Propensity Score


New Member
Hello there,
I am conducting a study on the relationship between age and pregnancy complications/ birth outcomes. I have a small sample size ( 300 participants) and I am using multiple logistic regression to account for confounders. My advisor (senior statistician) recommended that I use propensity scores to include them in my logistic model because she was worried that I might be needing to adjust for many confounders which could make my confidence intervals very wide.
I tried reading more about the uses of propensity scores in regression but I am still not clear how to do it and why I should do it. I would appreciate if some one could help me with that.

Thanks you so much
Hi NadaN, I believe you can calculate a propensity score / PS (prob of being in a particular group based on covariates) and then either adjust for it (eg in a logistic regression) or choose to compare only a fraction of your individuals that have similar PS values.
There are a number of good reviews eg Benedetto (Statistical primer: propensity score matching and its alternatives) has a good abstract that seems to answer your point re why might want to use propensity scores rather than adjust via a multvariable model
"Propensity score (PS) methods offer certain advantages over more traditional regression methods to control for confounding by indication
in observational studies. Although multivariable regression models adjust for confounders by modelling the relationship between covariates
and outcome, the PS methods estimate the treatment effect by modelling the relationship between confounders and treatment assignment.
Therefore, methods based on the PS are not limited by the number of events, and their use may be warranted when the number
of confounders is large, or the number of outcomes is small. The PS is the probability for a subject to receive a treatment conditional on a
set of baseline characteristics (confounders). The PS is commonly estimated using logistic regression, and it is used to match patients with
similar distribution of confounders so that difference in outcomes gives unbiased estimate of treatment effect"

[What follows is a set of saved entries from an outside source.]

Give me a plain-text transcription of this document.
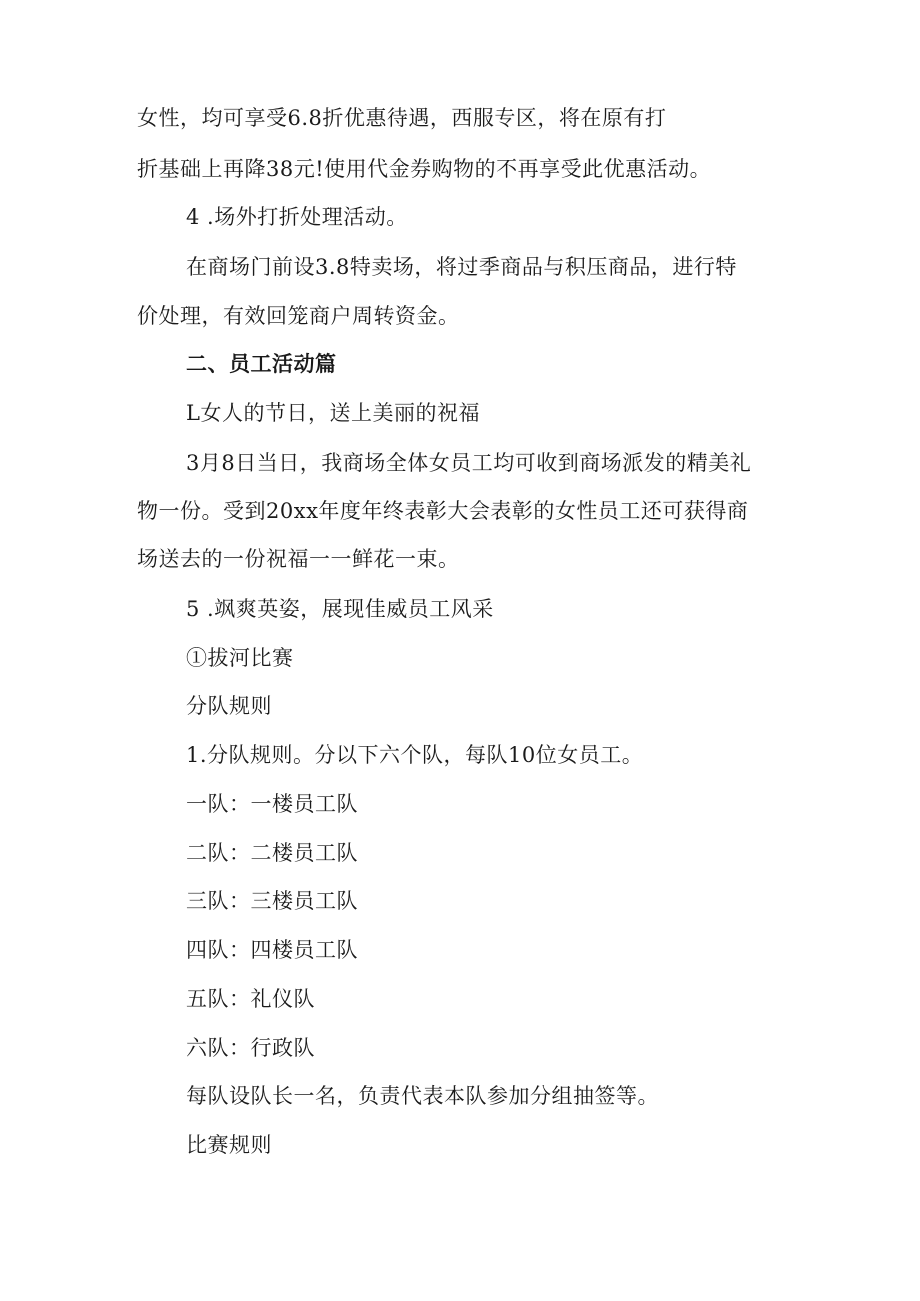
女性，均可享受6.8折优惠待遇，西服专区，将在原有打
折基础上再降38元!使用代金券购物的不再享受此优惠活动。
4 .场外打折处理活动。
在商场门前设3.8特卖场，将过季商品与积压商品，进行特
价处理，有效回笼商户周转资金。
二、员工活动篇
L女人的节日，送上美丽的祝福
3月8日当日，我商场全体女员工均可收到商场派发的精美礼
物一份。受到20xx年度年终表彰大会表彰的女性员工还可获得商
场送去的一份祝福一一鲜花一束。
5 .飒爽英姿，展现佳威员工风采
①拔河比赛
分队规则
1.分队规则。分以下六个队，每队10位女员工。
一队：一楼员工队
二队：二楼员工队
三队：三楼员工队
四队：四楼员工队
五队：礼仪队
六队：行政队
每队设队长一名，负责代表本队参加分组抽签等。
比赛规则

Less is more. Stay pure. Stay poor.
@NadaN -

What is your full outcome model? I am assuming there are more covariates than just age. As mentioned by @statlimp - you calculate the probability of being in a particular group (e.g., traditionally using logistic regression) than put this weight in your outcome model, which balances baseline covariate which may confound the estimates from your outcome model. But to do this you need a variable of interest. Age is continuous. You can use age, but it will get much much more confusing using a none categorical variable. You can use age groups, which would be frowned on since you would be butchering a continuous variable and lose in full relationship with the outcome variable.

Moreover, tell us more about you planned model. Your advisor may have misspoken or you did not relay an accurate interpretation of their comment. I am happy to help, just provide an update or more information.

Hello @statlimp and @hlsmith,
Thank you for taking the time to answer my question.
Here is the table I made for my variables:
Screen Shot 2018-12-23 at 11.23.05 AM.png
Some of the outcomes have few observations. For example, UTI is present in only 40 women.

I hope this clarifies my question more.



Less is more. Stay pure. Stay poor.
Propensity scores are a viable option when you have a single variable you want to unconfound and get an estimate for. It is not apparent you have this scenario!!!